Review Summary: I can't say I'm all that impressed.3 of 4 thought this review was well written
I get the whole Paramore thing, sure – they’re a pretty pop rock band on a label that seems to specialise in hit-and-miss sparkly rock music. So they’re within comfortable boundaries and they’re marketed well and I’m happy to agree with anyone that says they write decent music in that lovely hit-and-miss kinda way. But my god are they hyped, and my profuse apologies go with me saying that no-one would give a ****ed watermelon about Hayley Williams’ cheerleader voice if she didn’t look like she does.

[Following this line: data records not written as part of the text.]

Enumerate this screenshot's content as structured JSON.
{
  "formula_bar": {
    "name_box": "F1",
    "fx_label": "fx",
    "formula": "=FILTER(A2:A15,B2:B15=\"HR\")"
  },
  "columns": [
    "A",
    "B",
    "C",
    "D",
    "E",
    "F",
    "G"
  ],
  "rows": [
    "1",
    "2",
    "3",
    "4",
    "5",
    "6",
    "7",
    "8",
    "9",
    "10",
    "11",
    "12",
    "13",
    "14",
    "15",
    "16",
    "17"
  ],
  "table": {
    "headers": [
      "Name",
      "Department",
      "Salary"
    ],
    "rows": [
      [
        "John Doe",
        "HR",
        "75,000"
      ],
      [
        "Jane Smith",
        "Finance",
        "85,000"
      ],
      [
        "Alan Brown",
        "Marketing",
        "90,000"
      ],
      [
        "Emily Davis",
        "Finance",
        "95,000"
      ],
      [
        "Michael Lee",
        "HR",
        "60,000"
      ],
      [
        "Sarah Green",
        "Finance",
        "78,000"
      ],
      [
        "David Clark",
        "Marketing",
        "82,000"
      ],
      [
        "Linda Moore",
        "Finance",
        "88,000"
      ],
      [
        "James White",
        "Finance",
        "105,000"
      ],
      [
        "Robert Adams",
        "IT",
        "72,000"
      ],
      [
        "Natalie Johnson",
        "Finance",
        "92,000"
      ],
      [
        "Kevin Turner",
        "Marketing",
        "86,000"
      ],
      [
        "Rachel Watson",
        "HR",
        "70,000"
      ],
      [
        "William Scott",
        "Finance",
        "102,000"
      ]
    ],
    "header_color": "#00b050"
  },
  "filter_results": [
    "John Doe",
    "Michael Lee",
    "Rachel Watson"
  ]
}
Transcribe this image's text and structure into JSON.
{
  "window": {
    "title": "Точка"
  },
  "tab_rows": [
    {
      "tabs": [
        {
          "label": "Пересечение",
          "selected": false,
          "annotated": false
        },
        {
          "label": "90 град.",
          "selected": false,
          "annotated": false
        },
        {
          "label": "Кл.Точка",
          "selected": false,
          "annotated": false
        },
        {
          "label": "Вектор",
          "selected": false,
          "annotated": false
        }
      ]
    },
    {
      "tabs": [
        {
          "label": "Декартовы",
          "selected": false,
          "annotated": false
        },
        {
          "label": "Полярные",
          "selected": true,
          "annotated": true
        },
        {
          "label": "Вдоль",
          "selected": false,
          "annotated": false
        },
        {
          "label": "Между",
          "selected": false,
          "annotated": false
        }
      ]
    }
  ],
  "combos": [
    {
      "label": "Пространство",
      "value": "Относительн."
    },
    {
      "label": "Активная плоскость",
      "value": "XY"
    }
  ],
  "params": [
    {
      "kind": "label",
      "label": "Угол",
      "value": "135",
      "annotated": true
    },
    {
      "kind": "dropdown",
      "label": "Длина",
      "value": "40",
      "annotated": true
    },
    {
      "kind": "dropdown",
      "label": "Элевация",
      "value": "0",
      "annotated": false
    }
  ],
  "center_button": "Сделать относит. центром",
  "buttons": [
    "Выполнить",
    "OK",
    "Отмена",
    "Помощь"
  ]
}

Pop music follows the “easy to do, hard to do well” rule, and in fairness to Paramore they have the potential to do it very well, and if they keep going then chances are they’ll get better and write an album that isn’t laminated in superficiality. Brand New Eyes is, and despite a couple of nice tracks it’s not such a huge step towards the matured masterpiece that the band and everyone else has seemed to excite themselves over, mainly because the album’s writing is set around a female fronted band that didn’t see the big ****-stained elephant in the rehearsal room telling them that the media might take a special interest in the angsty teenagers’ dream that was singing for them. Maybe Tennessee hasn’t heard of No Doubt.
Despite it’s naïve foundation and safe sponge padding it’s not a failure as an album, because if anything it’s accessible, and there’s a strange feeling of ease you get when listening through it that you don’t tend to find with other pop rock albums; as musicians they know their jobs and the songs are very tidily arranged and produced, but then the smooth sailing is spoiled a little with the token sing-along song “Where the Lines Overlap” and the just oh-so-lovely “The Only Exception”, but it’s not like they can’t get away with those being that a large chunk of Paramore’s audience is made up of 14-year-old girls and their boyfriends, and if they like them then fine.
The albums lyrics aren’t quite as filled with tasteless melodrama as they could be, but how is it fun to listen to a woman in a band as successful as this, who has also won “Sexiest Female” in 2008 and 2009s Kerrang Reader’s poll and 2009s NME awards, sing about how her life is in any way less pleasurable than your average teenager’s.
If this album has been sitting docile on your iPod since it came out, then I’d suggest firing it up when you want something “easy” to listen to. Its melodies will give you the occasional jolt and as long as you don’t play it in front of all your alpha-male friends you could enjoy it, but don’t expect such epic maturity and substance from this band at the moment.